Miscellaneous contentions--We have considered the arguments of one respondent (Palacio; Crim. A No. 16055) that the 90-day mandatory minimum seeks only to protect the public and does not fulfill the state's interest in respondent's rehabilitation. We reject the argument without further discussion. The argument that this respondent spent time in a half-way house and that such time must be credited toward the sentence (Pen. Code, § 2900.5) is both premature and not supported by the record.

The orders appealed from are reversed. The trial court is directed, in each case, to allow the defendant to withdraw the plea previously entered if the defendant so desires. Upon resentencing, either after a defendant declines to withdraw the prior plea or in the event of conviction following retrial full credit is to be given for all time served under the void sentencing orders here reversed.

Pacht, J., and Ibanez, J., concurred.

FN 1. "It is a generally accepted principle ... that the defense of former jeopardy cannot be based on a plea of guilty entered before a court not having the requisite jurisdiction." (Annot. 75 A.L.R.2d 683, 696, § 5, Plea of Guilty as Basis for Claim of Double Jeopardy)
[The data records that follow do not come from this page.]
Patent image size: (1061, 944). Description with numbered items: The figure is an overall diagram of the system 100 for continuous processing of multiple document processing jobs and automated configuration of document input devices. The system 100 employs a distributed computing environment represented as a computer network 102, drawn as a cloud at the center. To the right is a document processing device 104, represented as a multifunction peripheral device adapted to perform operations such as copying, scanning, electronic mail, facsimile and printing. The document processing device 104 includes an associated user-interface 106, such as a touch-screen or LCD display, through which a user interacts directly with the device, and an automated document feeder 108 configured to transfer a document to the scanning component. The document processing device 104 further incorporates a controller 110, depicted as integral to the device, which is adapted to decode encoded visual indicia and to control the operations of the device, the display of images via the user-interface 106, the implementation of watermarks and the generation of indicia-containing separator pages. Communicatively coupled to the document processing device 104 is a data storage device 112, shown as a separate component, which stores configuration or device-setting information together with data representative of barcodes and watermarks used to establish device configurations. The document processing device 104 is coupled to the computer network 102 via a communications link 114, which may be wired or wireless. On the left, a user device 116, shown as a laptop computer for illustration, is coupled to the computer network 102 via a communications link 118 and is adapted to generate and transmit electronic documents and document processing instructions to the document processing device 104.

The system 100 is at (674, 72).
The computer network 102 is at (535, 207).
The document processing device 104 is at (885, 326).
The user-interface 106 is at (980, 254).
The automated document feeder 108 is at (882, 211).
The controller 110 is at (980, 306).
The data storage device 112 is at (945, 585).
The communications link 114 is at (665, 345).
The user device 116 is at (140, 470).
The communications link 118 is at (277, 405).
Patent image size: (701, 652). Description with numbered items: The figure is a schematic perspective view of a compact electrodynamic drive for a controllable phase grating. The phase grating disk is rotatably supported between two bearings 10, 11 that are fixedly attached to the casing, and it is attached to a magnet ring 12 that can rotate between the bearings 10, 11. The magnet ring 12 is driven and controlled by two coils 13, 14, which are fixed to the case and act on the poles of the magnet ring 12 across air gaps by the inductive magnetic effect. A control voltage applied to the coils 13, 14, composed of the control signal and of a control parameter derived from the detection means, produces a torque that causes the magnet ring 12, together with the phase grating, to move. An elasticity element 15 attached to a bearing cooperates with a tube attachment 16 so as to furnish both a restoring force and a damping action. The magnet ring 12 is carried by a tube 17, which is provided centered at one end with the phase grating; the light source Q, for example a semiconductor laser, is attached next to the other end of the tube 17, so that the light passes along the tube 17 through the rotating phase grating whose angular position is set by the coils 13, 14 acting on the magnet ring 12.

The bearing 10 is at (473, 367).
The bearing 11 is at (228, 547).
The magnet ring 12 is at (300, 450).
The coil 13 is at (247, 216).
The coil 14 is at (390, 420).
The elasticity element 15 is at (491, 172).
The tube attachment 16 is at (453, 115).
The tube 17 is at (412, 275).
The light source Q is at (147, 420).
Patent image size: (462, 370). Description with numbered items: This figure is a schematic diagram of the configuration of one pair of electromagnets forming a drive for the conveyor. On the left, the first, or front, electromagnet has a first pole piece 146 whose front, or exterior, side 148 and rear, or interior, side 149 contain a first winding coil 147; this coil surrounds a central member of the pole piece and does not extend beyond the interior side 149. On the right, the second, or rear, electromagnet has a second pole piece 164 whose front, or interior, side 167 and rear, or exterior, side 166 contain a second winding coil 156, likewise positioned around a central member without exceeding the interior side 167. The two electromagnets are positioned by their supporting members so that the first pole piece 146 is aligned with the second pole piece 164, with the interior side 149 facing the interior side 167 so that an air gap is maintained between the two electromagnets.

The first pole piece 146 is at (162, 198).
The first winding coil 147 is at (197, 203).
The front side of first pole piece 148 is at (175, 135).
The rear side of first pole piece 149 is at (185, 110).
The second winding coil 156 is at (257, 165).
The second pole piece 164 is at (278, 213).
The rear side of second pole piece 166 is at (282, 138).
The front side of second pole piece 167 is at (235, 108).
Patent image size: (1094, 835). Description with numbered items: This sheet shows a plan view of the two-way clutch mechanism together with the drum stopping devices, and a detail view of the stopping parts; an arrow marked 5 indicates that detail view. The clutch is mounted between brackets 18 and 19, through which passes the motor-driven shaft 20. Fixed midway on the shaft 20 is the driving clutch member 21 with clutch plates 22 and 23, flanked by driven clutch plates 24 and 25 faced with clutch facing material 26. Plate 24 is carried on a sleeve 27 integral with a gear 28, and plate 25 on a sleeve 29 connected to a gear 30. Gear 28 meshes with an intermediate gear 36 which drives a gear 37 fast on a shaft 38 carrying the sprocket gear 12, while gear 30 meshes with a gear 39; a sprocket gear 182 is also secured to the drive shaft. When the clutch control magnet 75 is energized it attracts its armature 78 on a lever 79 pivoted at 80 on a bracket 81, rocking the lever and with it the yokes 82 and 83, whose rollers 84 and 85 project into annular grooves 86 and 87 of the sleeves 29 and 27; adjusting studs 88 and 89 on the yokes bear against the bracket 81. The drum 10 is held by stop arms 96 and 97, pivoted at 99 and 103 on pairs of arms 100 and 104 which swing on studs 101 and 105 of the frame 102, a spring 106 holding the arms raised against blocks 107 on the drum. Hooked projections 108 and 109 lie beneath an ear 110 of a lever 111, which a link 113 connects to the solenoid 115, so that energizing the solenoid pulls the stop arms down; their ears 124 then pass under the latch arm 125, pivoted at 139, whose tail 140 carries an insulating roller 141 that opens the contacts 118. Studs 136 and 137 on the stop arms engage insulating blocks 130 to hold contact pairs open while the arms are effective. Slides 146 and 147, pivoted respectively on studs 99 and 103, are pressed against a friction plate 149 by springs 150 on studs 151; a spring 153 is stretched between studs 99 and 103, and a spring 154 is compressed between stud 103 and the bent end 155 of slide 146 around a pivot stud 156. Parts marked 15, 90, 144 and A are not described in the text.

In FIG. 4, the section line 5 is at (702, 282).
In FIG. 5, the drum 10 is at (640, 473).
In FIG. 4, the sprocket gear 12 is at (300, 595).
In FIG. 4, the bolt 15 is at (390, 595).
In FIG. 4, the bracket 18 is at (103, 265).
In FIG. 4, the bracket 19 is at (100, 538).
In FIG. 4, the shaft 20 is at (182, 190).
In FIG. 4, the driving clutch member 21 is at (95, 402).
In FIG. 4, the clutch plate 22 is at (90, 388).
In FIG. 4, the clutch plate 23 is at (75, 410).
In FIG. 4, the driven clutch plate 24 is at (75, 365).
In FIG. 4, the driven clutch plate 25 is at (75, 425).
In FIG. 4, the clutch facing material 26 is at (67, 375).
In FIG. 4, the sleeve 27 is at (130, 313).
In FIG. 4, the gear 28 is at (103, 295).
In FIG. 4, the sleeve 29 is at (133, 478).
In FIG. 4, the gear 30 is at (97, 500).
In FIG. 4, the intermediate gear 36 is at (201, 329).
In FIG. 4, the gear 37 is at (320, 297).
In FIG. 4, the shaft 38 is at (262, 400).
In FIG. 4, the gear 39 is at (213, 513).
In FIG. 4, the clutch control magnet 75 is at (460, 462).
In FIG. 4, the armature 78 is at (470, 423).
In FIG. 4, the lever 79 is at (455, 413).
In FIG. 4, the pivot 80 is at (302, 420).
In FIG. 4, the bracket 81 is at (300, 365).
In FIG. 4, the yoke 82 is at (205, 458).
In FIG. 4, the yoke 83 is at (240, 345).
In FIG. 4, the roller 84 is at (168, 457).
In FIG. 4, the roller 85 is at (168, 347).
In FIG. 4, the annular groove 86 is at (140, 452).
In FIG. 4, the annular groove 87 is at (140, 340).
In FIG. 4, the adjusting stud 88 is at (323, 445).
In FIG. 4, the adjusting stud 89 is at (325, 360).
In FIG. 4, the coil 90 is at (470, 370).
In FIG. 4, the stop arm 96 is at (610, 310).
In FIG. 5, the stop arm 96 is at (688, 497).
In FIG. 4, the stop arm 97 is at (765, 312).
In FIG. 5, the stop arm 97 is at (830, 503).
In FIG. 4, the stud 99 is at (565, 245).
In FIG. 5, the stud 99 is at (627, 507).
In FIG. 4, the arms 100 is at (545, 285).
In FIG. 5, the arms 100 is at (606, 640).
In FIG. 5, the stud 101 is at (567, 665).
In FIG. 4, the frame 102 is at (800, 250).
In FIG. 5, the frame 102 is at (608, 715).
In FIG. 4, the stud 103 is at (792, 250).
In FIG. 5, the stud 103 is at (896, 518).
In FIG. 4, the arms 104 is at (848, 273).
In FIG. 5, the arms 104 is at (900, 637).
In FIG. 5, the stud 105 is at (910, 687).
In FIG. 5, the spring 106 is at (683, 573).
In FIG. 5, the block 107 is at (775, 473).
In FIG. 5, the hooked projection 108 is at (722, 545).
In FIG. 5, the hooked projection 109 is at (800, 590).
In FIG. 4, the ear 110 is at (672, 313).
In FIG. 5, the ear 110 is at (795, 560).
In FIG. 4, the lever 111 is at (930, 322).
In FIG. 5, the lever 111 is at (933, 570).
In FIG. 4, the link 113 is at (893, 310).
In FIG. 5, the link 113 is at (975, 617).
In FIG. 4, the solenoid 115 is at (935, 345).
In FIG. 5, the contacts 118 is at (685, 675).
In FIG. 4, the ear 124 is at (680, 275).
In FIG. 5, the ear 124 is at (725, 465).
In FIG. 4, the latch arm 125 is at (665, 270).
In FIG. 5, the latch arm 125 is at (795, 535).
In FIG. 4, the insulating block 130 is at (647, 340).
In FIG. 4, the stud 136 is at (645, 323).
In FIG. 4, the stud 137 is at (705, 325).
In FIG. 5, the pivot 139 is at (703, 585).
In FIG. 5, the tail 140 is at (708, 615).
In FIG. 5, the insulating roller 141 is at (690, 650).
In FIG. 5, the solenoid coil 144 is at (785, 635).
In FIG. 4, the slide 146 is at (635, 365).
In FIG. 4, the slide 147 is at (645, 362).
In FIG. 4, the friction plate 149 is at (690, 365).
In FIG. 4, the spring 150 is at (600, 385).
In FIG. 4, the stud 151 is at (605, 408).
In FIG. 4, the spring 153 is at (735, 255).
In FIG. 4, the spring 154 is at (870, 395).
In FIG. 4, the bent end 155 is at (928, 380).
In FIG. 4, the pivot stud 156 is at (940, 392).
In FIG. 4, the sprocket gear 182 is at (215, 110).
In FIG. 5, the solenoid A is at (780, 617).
FN 2. We need not decide an additional argument against double jeopardy presented by the people. That argument states that it is true that where a defendant's guilty plea has been entered upon the record of a court, the defendant stands convicted without trial and such a conviction is a good defense upon a plea of the former conviction if the defendant is again charged with the same offense. The argument points out that it is also true that the rule that a guilty plea constitution jeopardy does not apply in the situation where there is no new charge for the same crime but only a continuing proceeding on the initial charge. (See People v. Thompson (1970) 10 Cal. App. 3d 129, 137 [88 Cal. Rptr. 753]; State v. Blackwell (1958) 65 Nev. 405 [198 P.2d 280, 284].) He, it is urged we only have such a continued proceeding.

FN 3. The first of our holdings was in People v. Saenz, Crim. A No. 14951. We did not certify this opinion for publication in the Official Reports, but did certify it for transfer to the Court of Appeal under California Rules of Court, rule 63(a). That court (Second Dist., Div. One) denied transfer. A subsequent request to the Supreme Court under rule 978, asking that the opinion be published, was denied by a four-to-three vote.

Our second opinion on this subject was in People v. Washington, Crim. A No. 14225 and Crim. A No. 14226. This opinion was certified for publication in the Official Reports. The Court of Appeal ordered the matter transferred to itself (Second Dist., Div. Four) pursuant of rule 62(a). That court, in an unpublished opinion, thereafter affirmed the convictions of appellant, holding that he was not affected by the 90-day mandatory minimum since in 1 of his 2 cases the court sentenced him to a greater term.

FN 4. We thus reject the equal protection argument made by respondent Taylor in Crim. A No. 16271, one of the cases covered by this opinion.

FN 5. Since the validity of California Rules of Court, rule 977, forbidding citation of unpublished opinions, is presented in one case transferred by the Court of Appeal to itself from this court and now pending in the Court of Appeal, we do not discuss the effect, if any, on the issue presented here of the fact that our Saenz decision, while final, was not published in the Official Reports.